Monday, July 21, 2008

Dakshinkali Temple


It was Saturday, the Hindu Holy Day, and the last day of the Nepali month of Ashadh – prime time for a goat sacrifice. It’s about a 45 minute drive from Kirtipur to Dakshinkali, the goat sacrificing temple. We called a taxi. The taxies here are essentially refrigerator boxes on wheels, with barely enough room for 4 average Americans. We fit 8, plus the driver and one goat.
It was raining when our clown car arrived at Dakshinkali, and the mud and blood were flowing like wine. The temple sits in this eerie valley, right near a small stream. The sky was filled with crows, pigeons and doves. The goat sacrificing line was about 3 hours long, and there were hundreds of goats on rope leashes and a few dozen chickens and ducks, held by their wings or feet. There were many Brahmin priests offering blessing and tikas – for a price, of course. One particularly nice old Brahmin lured me in, and gave me a tika for 10 rupees. As our place in line got closer to the temple, I started to see fresh trails of blood and many headless goats being carried by their feet away from the religious slaughter house. The most prominent smell near the temple was that of burning incense and butter lamps. It was quite overpowering, even outside. I didn’t actually see a goat get sacrificed, just the bloody aftermath. The whole time we were there, Hindu prayers were being blasted over a scratchy loudspeaker. After our goat was sacrificed to the goddess Kali, we waited again while it was butchered.

At the butcher hut, the headless bodies of the goats and chickens were dunked in a giant metal kettle of boiling water, with a fire burning underneath. Some goat heads were roasting in the flames. The bodies were retrieved with sticks, and the hair or feathers were removed. The white, naked carcasses were then cut into smaller pieces – legs, abdomens, chests, necks. The internal organs were removed and cleaned – all parts of the goat are eaten – and the remaining portions (legs, etc.) were placed on a wooden chopping block made from a tree stump. There, they were hacked to pieces by a bloody butcher with a machete. The smell coming from the butcher hut was slightly nauseating – the irony smell of blood, cooking meat and feces, and of course, burning goat hair and chicken feathers. After our goat was handed to us in many small, black, plastic bags, we all crammed back into the refrigerator box – all 8 of us, plus the driver and the goat (now in plastic bags) – and puttered back to Kirtipur, where we feasted.

Planting Rice


We were on the tail-end of a heavy rain that lasted about a day and a half. The rice fields were flooded, and it was time to plant. The Cornell Nepal Study Program (CNSP) has a “small” field in which they grow rice, or dhaan. (Later in the year our group will harvest the rice).

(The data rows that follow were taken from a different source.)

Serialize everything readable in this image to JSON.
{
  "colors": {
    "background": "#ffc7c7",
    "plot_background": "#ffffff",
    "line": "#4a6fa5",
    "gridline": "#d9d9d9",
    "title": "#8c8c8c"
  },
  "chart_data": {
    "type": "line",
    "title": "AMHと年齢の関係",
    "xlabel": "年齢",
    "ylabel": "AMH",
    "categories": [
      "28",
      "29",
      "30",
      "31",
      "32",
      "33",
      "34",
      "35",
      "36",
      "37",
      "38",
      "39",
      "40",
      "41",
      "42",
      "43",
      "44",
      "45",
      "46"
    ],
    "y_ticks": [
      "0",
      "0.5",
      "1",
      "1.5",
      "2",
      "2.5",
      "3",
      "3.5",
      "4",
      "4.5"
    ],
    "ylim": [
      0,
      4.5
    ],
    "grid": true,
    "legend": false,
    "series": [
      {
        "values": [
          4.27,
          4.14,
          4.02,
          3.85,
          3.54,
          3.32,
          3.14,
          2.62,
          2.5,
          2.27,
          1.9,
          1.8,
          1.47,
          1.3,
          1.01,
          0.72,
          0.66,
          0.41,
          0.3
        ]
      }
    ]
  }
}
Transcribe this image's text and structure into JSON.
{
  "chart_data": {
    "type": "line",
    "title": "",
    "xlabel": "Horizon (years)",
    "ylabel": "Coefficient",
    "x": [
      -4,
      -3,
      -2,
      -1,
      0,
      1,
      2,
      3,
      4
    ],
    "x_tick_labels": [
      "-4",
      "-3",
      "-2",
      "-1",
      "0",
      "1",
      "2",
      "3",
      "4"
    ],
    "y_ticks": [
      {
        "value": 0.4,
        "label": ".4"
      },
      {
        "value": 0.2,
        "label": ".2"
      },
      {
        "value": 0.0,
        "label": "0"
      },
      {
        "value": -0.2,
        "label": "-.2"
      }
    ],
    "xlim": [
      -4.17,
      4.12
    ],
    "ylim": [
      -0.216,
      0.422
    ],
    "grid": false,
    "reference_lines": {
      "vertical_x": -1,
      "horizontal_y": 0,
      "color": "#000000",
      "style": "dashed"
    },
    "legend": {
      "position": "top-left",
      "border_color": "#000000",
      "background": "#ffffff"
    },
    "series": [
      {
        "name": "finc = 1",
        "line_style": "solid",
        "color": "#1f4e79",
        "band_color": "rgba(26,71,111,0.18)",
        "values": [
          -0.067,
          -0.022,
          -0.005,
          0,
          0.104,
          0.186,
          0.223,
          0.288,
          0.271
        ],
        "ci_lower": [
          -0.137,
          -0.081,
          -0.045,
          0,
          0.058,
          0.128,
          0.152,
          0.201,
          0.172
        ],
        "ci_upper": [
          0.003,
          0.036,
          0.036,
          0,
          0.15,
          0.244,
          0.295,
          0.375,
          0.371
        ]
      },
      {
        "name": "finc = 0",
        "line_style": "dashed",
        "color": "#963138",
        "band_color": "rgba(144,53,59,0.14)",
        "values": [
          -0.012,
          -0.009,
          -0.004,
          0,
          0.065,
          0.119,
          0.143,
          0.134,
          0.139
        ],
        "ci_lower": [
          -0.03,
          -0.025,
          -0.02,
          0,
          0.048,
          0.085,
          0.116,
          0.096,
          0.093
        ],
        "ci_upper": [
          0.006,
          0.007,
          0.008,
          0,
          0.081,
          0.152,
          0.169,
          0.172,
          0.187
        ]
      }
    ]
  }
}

Some of the CNSP staff had already started when Kamal and I arrived. We took off our sandals and stepped into the field. The mud was about mid-calf deep, and the consistency of pudding. Before we started, one of the women came over and put rice shoots behind our ears, and gave us mud tikas. We had to use small hoes that were about two feet long to break up the hard mud into clumps, and then step on them to break them up – rice grows best in very loose mud. We took a break for a snack – potato achaar and Tuborg beer. It was legit beer…cold and carbonated. Kamal didn’t drink beer, because he’s a Hindu Brahmin. After the snack, we returned to the field to plant the rice. A few shoots at a time, the rice is planted by pushing the roots down into the mud. The whole ordeal is really back-breaking work – we were bent over the entire time. I was so exhausted and frustrated towards the end, because there were ants biting my ankles and small beetles burrowing into the mud that was caked on my leg hair.


It’s a very humbling feeling knowing how hard it actually is to plant and grow rice by hand. It’s also a very rewarding feeling knowing that your hard work is going to pay you back with food in a few months. Most importantly, this was one of the few times when I felt like a local – filthy and bent over in a field, alongside Nepali men and women.

Sunday, July 20, 2008

The Buffalo and the Goats


Kamal is one of the guys that I’m living with this summer. This past week, his mother and aunt stayed at our house. They are both Brahmin Hindus, always wearing saris and tikas. One evening, Kamal’s neighbor, an overweight Newari woman (an ethnic group in Nepal, particularly prominent in Kiritpur), came over. The three women wanted me to take their picture. After I took it, Kamal looked at it and burst into to laughter. I couldn’t figure out what it was about, and finally he said in English, “The Newar is fat, and the Brahmins are thin. It’s a buffalo and two goats!” I laughed nervously, hoping he’d stop, but he went right ahead and told the women in Nepali (none of the women understand English). They all laughed and the Newari woman hit Kamal jokingly.


I found it very interesting that he had no self-restraint in what he was saying about the weight of these women, specifically in relation to their ethnicity. Whether he meant it as a joke and they knew it, I’m not sure, but it’s not the first time I’ve heard a Nepali comment about someone’s weight, appearance, occupation or ethnicity in ways that, for the most part, would be socially unacceptable in the United States.